Missing Cars And Moo Shu

This time it’s a dark and stormy night…….usually it’s a sunny afternoon…and I can’t find my car, again. It may be the twentieth car I’ve lost this year. Good thing it’s only my usual dream otherwise I’d have been cancelled by my insurance company. Did I say only?

I’m often in a strange town, on a trip or having attended some large gathering. For what seems like hours I’m looking for my parked car, my vehicle, my getaway, my transport. It’s gone or more frequently I have no idea where I'd parked it.

In my waking hours I’m more careful. Maybe because I know what it’s like in nocturnal time. When I find a spot in a parking garage I’ve gotten in the habit of calling out where I am so I can hear the voice in my head on the way back. I must confess my handicap in such matters. I can’t tell my Honda from any other. All cars look alike to me; I go by color. Sometimes I click my alarm key to see which red lights flash to welcome me. When I locate my car after considerable wandering I can feel the embrace of my seat like an old shoe with the radio set to my numbers.

But this is not about mere parking spaces. This is my recurrent dream; serious stuff. The subject came up while lunching with a friend at a Chinese restaurant.Over the construction of moo-shu my psychiatrist friend suggested it sounds like an identity dream or some anxiety I have with transition or control. I considered all that while watching the waiter deftly folding the dough and dividing the vegetables at our table. During those thirty seconds I imagined first if he had control issues and dismissed that after witnessing his dexterity. Then I flashed on him losing his parked car after work wondering, perhaps, what he was doing so far from home.

Since that lunch I’ve not had my disappeared car dream. If I do I’ve decided to embrace the feeling of being lost and flip it. When I write my blogs I often inhabit another country inside myself. The imagination is a garden of unfamiliarity. I have no need for a car or a map. It’s a wandering place. It’s my Moo-shu; a mix of veggies almost but not quite unrecognizable enclosed in its own skin.

5 comments:

  1. A most interesting blog. Why? Because I have the same recurring dream.

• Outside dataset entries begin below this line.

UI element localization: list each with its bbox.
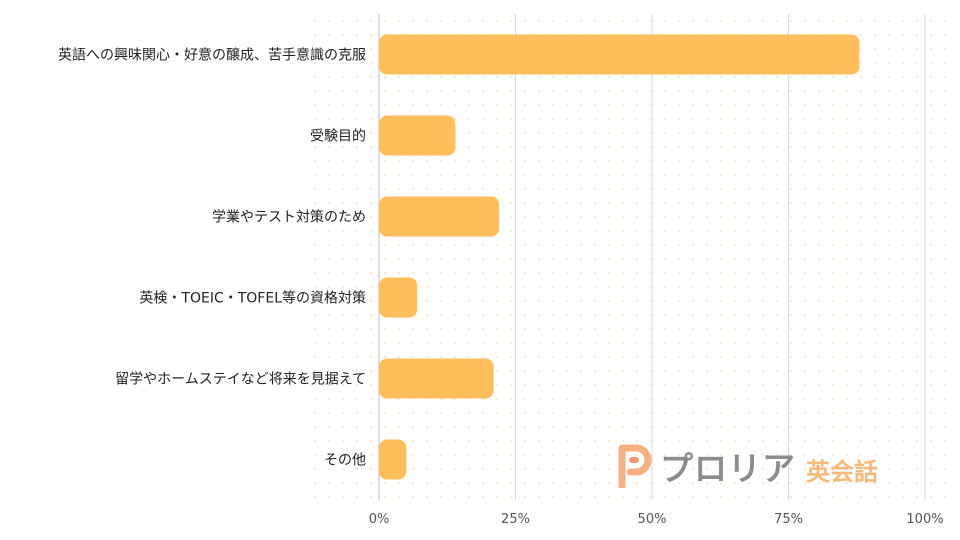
plot-background bbox=[305, 14, 955, 504]
category-label: 英語への興味関心・好意の醸成、苦手意識の克服 bbox=[58, 47, 366, 64]
category-label: 英検・TOEIC・TOFEL等の資格対策 bbox=[139, 290, 366, 307]
logo-subtitle: 英会話 bbox=[806, 457, 878, 486]
x-tick-labels: 0% 25% 50% 75% 100% bbox=[369, 512, 944, 527]
bar bbox=[379, 34, 860, 75]
logo-name: プロリア bbox=[660, 449, 796, 488]
category-label: 受験目的 bbox=[310, 129, 366, 145]
category-label: 学業やテスト対策のため bbox=[212, 209, 366, 226]
category-labels: 英語への興味関心・好意の醸成、苦手意識の克服受験目的学業やテスト対策のため英検・… bbox=[58, 47, 366, 469]
x-tick-label: 25% bbox=[501, 512, 530, 527]
x-tick-label: 0% bbox=[369, 512, 390, 527]
bar bbox=[379, 115, 456, 156]
gridlines bbox=[378, 14, 926, 500]
category-label: その他 bbox=[324, 453, 366, 469]
x-tick-label: 50% bbox=[638, 512, 667, 527]
brand-logo: プロリア 英会話 bbox=[618, 444, 878, 488]
bar bbox=[379, 196, 500, 237]
category-label: 留学やホームステイなど将来を見据えて bbox=[115, 372, 366, 388]
bars bbox=[379, 34, 860, 480]
bar bbox=[379, 439, 407, 480]
x-tick-label: 100% bbox=[906, 512, 943, 527]
bar bbox=[379, 358, 494, 399]
x-tick-label: 75% bbox=[774, 512, 803, 527]
bar bbox=[379, 277, 418, 318]
logo-p-icon bbox=[618, 444, 652, 488]
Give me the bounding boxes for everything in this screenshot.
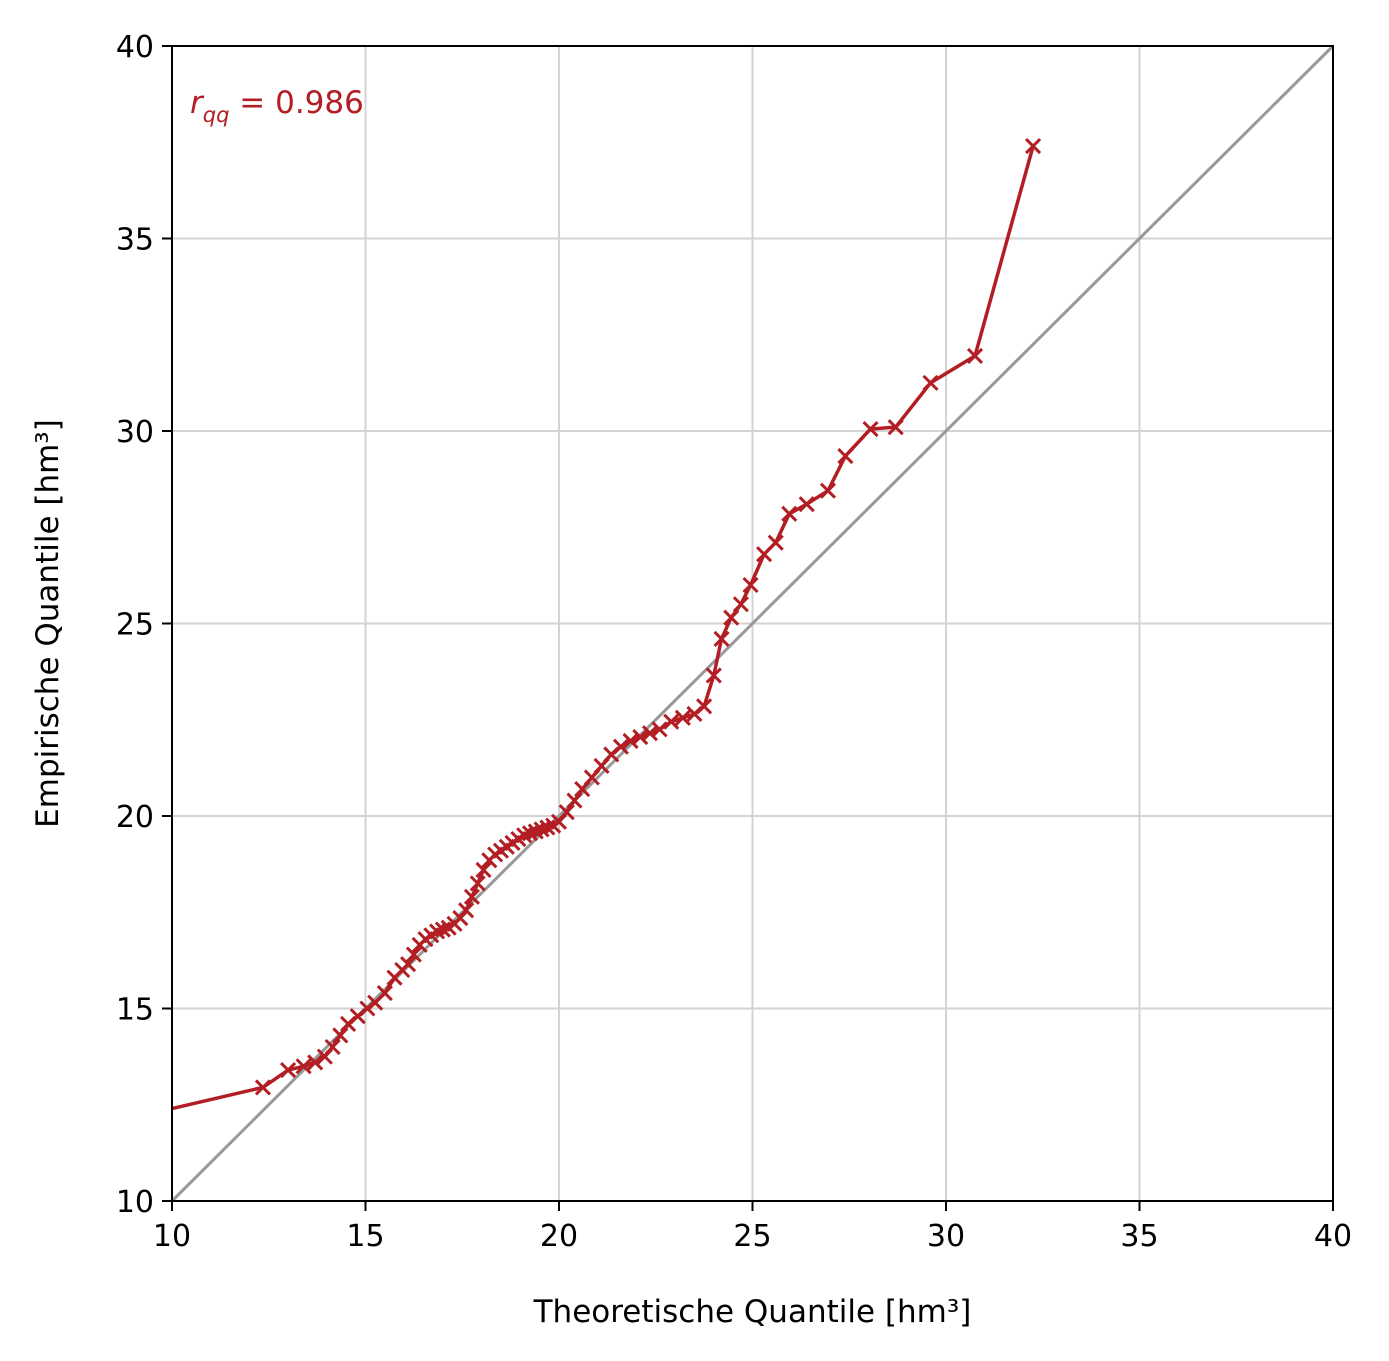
data-point-marker: [324, 1038, 341, 1056]
data-point-marker: [742, 576, 759, 594]
data-point-marker: [819, 482, 837, 499]
x-tick-label: 35: [1120, 1219, 1158, 1254]
data-point-marker: [674, 709, 691, 726]
y-tick-label: 10: [116, 1185, 154, 1220]
y-tick-label: 35: [116, 223, 154, 258]
data-point-marker: [781, 505, 798, 522]
y-tick-label: 25: [116, 608, 154, 643]
data-point-marker: [458, 902, 475, 919]
data-point-marker: [641, 725, 659, 742]
data-point-marker: [558, 804, 575, 821]
data-point-marker: [469, 875, 486, 892]
rqq-symbol: r: [190, 85, 205, 121]
data-point-marker: [837, 447, 854, 465]
data-point-marker: [723, 609, 740, 626]
y-tick-label: 30: [116, 415, 154, 450]
data-point-marker: [612, 738, 629, 755]
x-tick-label: 30: [927, 1219, 965, 1254]
data-point-marker: [651, 721, 668, 738]
y-axis-title: Empirische Quantile [hm³]: [30, 419, 66, 828]
data-point-marker: [376, 985, 393, 1002]
data-point-marker: [254, 1079, 272, 1096]
rqq-subscript: qq: [203, 103, 230, 127]
x-tick-label: 10: [153, 1219, 191, 1254]
x-tick-label: 15: [346, 1219, 384, 1254]
x-tick-label: 25: [733, 1219, 771, 1254]
series-layer: [171, 138, 1042, 1111]
data-point-marker: [887, 419, 904, 436]
data-point-marker: [622, 732, 639, 749]
y-tick-label: 20: [116, 800, 154, 835]
x-tick-label: 40: [1314, 1219, 1352, 1254]
data-point-marker: [922, 374, 939, 391]
data-point-marker: [463, 888, 480, 905]
data-point-marker: [475, 861, 492, 878]
x-tick-label: 20: [540, 1219, 578, 1254]
rqq-annotation: rqq = 0.986: [190, 85, 364, 127]
data-point-marker: [307, 1054, 324, 1071]
data-point-marker: [280, 1062, 297, 1079]
data-point-marker: [696, 698, 713, 715]
data-point-marker: [566, 792, 583, 809]
data-point-marker: [295, 1058, 312, 1075]
rqq-value: = 0.986: [229, 85, 363, 121]
y-axis-ticks: 10 15 20 25 30 35 40: [116, 30, 172, 1220]
data-point-marker: [798, 496, 815, 513]
data-point-marker: [400, 956, 417, 973]
data-point-marker: [663, 713, 680, 730]
data-point-marker: [732, 596, 749, 613]
data-point-marker: [966, 347, 984, 364]
data-point-marker: [1025, 138, 1042, 155]
y-tick-label: 15: [116, 993, 154, 1028]
data-point-marker: [713, 630, 730, 647]
y-tick-label: 40: [116, 30, 154, 65]
x-axis-title: Theoretische Quantile [hm³]: [533, 1294, 972, 1330]
data-point-marker: [405, 946, 422, 963]
x-axis-ticks: 10 15 20 25 30 35 40: [153, 1201, 1352, 1254]
data-point-marker: [862, 421, 879, 438]
data-point-marker: [632, 729, 649, 746]
data-point-marker: [705, 667, 722, 684]
data-point-marker: [332, 1027, 349, 1044]
data-point-marker: [767, 534, 784, 551]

I can't find where I parked my car. I used to lose my car as well but in the last twenty years or so I make copious notes on where exactly I am leaving it. Even then when in an airport or other parking garage I lose it.
    I don't think the dream has any psychological significance other than being haunted by the real fact of insecurity regarding where we parked our cars.
    My first date with "She who must be obeyed" in New York, we went to a midtown restaurant but left from a different door than the one we entered. After futile search for my car we had to go back to the restaurant and exit from the door we had originally entered in order to find my car. It is a wonder there was ever a second date.

    ReplyDelete
  2. Great story, Fred. Love the dream, Norm. I have not had a dream about a lost car. So maybe I will dream it tonight. Now, my beautiful wife has a talent that people are only now learning how to do. From very little, if she did not like her dream she would change it. Today they call it Lucid Dreaming. Sweet dreams, you all.

    ReplyDelete
  3. I tried Mrs. Harley's trick to change my dream last night.
    #@*&# I dreamed I found my car but misplaced my wife.

    ReplyDelete
  4. Anxiety dreams are trying to tell us something, however disquieting. Lucid dreaming feels to me like editing the script which is sort of what I'm suggesting. By assigning it a different value I'm saying, "OK, I'm lost but that's fine. Who needs a car in this wondrous place?"

    ReplyDelete
  5. I think it's very interesting that you haven't had the dream again since you talked about it. Sounds like some internal pressure was relieved by giving voice to your feeling state in the dream.